Кришталь смотрел на вещи совершенно иначе. Лоссберг увлекся историей философии и боевой мистики еще в Академии, а к тому моменту, когда судьба послала ему юного штурмана Сэмми, он уже умел разбираться в некоторых “вывертах”, появившихся еще тогда, когда его далекий предок охотился на мамонтов. Он читал Гудериана вперемежку с корварским штурманом Иг-Дором, который сумел обобщить опыт предыдущих поколений звездоплавателей и впервые создал стройную тактику боевого применения флотов.
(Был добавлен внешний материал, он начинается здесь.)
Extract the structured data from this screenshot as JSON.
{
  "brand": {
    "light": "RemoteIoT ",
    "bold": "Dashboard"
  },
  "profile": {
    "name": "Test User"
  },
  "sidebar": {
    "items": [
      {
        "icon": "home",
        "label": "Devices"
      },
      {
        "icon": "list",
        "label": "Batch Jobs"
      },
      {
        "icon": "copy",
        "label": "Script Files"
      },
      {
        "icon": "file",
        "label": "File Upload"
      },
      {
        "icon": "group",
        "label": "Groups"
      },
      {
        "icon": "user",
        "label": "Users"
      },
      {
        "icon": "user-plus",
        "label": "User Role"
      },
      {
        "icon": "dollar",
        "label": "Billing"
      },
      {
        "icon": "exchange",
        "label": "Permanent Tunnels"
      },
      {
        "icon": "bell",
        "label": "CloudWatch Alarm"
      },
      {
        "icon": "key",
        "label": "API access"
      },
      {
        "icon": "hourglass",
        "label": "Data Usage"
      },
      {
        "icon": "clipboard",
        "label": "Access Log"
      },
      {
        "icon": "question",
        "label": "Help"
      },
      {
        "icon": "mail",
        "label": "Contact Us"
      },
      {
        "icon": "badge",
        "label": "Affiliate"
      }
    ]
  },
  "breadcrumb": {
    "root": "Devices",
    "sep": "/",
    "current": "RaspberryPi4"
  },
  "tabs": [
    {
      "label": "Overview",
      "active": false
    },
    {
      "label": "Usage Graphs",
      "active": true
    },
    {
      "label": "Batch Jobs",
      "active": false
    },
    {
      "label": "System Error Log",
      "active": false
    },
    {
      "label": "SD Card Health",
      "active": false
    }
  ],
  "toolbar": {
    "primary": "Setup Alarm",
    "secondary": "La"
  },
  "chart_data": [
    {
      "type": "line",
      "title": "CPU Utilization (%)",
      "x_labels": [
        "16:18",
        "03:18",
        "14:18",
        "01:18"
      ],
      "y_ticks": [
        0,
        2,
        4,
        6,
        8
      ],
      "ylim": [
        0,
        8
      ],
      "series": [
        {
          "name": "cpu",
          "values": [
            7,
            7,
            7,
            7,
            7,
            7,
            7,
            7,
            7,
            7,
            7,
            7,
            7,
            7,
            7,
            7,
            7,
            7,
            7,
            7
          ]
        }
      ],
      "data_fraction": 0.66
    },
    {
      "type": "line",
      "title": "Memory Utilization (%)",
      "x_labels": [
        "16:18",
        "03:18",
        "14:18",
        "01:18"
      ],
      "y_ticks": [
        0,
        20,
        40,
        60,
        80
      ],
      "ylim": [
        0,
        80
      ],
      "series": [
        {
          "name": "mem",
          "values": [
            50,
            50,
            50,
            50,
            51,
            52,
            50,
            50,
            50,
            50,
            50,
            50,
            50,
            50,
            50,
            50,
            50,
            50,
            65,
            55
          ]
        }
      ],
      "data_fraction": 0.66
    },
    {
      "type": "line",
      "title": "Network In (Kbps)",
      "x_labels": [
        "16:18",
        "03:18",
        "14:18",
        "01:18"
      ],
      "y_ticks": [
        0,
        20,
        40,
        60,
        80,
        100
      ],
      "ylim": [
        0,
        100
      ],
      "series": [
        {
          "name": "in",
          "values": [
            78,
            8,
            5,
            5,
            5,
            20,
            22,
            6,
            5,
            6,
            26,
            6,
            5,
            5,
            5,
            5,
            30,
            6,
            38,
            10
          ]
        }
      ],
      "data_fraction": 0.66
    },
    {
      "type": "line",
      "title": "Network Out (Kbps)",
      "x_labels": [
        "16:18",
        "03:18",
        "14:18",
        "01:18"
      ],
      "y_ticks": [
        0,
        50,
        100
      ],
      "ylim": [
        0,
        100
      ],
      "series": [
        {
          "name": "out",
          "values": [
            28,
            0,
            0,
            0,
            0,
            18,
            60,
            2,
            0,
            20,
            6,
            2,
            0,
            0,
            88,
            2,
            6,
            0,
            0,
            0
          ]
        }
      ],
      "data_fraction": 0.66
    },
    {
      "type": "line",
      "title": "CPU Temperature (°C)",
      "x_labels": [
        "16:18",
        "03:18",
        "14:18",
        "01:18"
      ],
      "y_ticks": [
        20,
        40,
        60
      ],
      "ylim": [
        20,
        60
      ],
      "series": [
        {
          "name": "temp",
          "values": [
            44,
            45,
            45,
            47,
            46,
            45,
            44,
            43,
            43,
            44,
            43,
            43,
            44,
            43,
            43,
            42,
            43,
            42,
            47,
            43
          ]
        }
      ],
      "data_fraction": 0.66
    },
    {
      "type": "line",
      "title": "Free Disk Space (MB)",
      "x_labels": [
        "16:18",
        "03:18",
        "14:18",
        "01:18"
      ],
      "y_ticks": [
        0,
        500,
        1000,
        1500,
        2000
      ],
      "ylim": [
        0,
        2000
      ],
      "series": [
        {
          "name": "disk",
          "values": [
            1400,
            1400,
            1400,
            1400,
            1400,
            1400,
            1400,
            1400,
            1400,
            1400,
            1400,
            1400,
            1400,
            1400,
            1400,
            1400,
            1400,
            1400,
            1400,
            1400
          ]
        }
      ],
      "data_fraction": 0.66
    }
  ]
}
Это было за несколько десятилетий до того, как Пилат отдал приказ водрузить плотника Иисуса на крест… Лоссберг часами сидел, вперившись в том поучений Сунь-цзы, а потом, вскочив, хватал с полки лидданского теоретика Урпара Хаида Двенадцатого: они жили примерно в одно и то же время, но вместо всадников у Хаида были танковые лавины и авианосцы внутренних морей.
Хикки осторожно глотнул рому за все это время он не выпил и бокала – и вытер ладонью губы:
– Знаете, давайте о чем-нибудь другом. Вот, к примеру, о бабах…
– Благодатная тема, – чуть не подавился Лоссберг. – Ну-ну, спроси-ка у меня, на кой хрен я пошел на Сент-Илере под венец?
– И?..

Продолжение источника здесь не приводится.